I'm skeptical of before 19th century population counts, especially pre renaissance. Many calculations were done by modern local historians, not by same period sensus, who had strong bias in making their country more populous therefore looking more prosperous.
I wonder if sizes of armies through centuries can tell us the true(r) picture.
France army before WWII - 5 million (Germany 4.3 million, similar numbers for British)
During Napoleonic campaign, 130 years before, European powers had armies counted in hundred thousands. Napoleon's troops had 300,000 french people going to Russia. I would say that for this time period, size of armies fluctuated between 100 and 500 thousand, depending on time, need and country.
Granted that it was cheaper and easier for France to conscripted and transport more men in mid 20th century, than in much poorer France of beginning of 19th. To produce rifle and uniform for example is 5-10 fold more affordable in industrial era. I guess it wouldn't make sense for Napoleon to call for another 200 troops if there was not enough weapons and logistics for them and his army was already the biggest in Europe.
Even considering economics of weapon production I wouldn't guess that population of France wasn't much bigger than 10 million in 1800s.
There is even a bigger contrast in size of armies of middle ages, compared to later times. Battles were fought with single digit thousands and tens of thousands men. Granted that weapons and logistics were even more expensive in poor Middle Ages, and populations must have been much bigger, than I could gather from ratio of population to army size of 20th century.

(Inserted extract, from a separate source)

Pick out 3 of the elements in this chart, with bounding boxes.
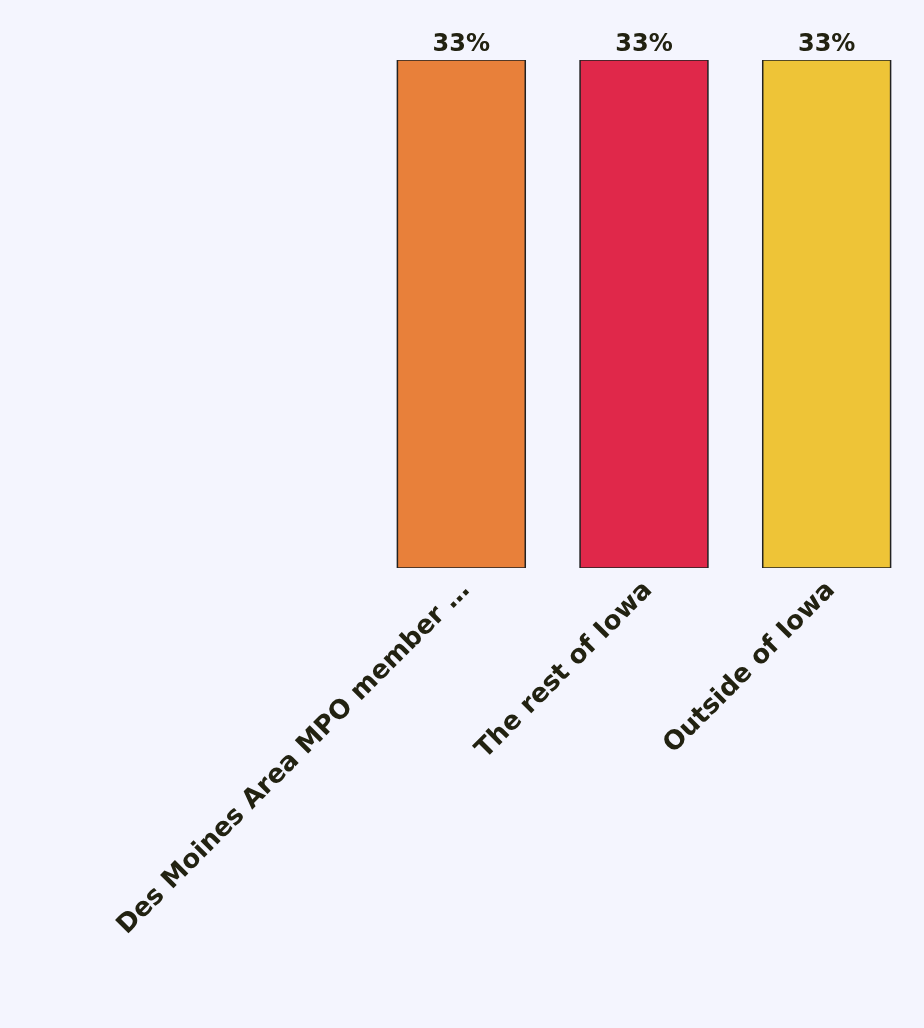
data-label: 33% [797, 29, 856, 57]
data-label: 33% [432, 29, 491, 57]
data-label: 33% [615, 29, 673, 57]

I would estimated population size of middle age France to be around 2-4 million, and not 7 to 16 mil as per sources below.
http://en.wikipedia.org/wiki/Demographics_of_France
Likewise population size of France at year 1800 is given as 30 million, and 40 million (the only figure we can be sure of) by 1930. It means just 1/4 demographic increase through the most of industrial era!!! Mind that industrial times brings factory made fertilizer (nitrogen and potassium) plus new machinery which doubled and tripled food production in this time period, plus the climate got warmer too. By this way of understanding it would make more sense if population of France went from 10-15 million in year 1800 to 40 million in 1930s. Should we even mention improved hygienic, longer life span and lesser child mortality of 20th century?
Maybe I'm missing widespread birth control technology/pills of 19th century France. It is the only thing which could explain very slow population growth through industrial times.
And yet we have faster population growth in last 60 years (during birth control use) than in whole 130 years before.
PS. I just had a thought that perhaps biggest factor is the child mortality thing in general population statistics.
These days almost every kid survives till adulthood, but it was almost in reverse in middle ages. By some scientific estimates only 40% and in bad times as little as 20% of kids lived past age of 20. It means that we need 5-10 kids per family to sustain population number. It also means that at all times 80% of all citizens are kids, considering short lifespan of adults too. In today's France kids till age of 20 consists 25% of population.
1930 - 40 million total - 30 million adults
1800 - 30 million total - 10 million adults
Middle Ages - 10 million total - 2 million adults (1 million men, therefore armies of tens of thousands make sense)
But I still don't get how come demographic of France is so stagnant during industrial revolution?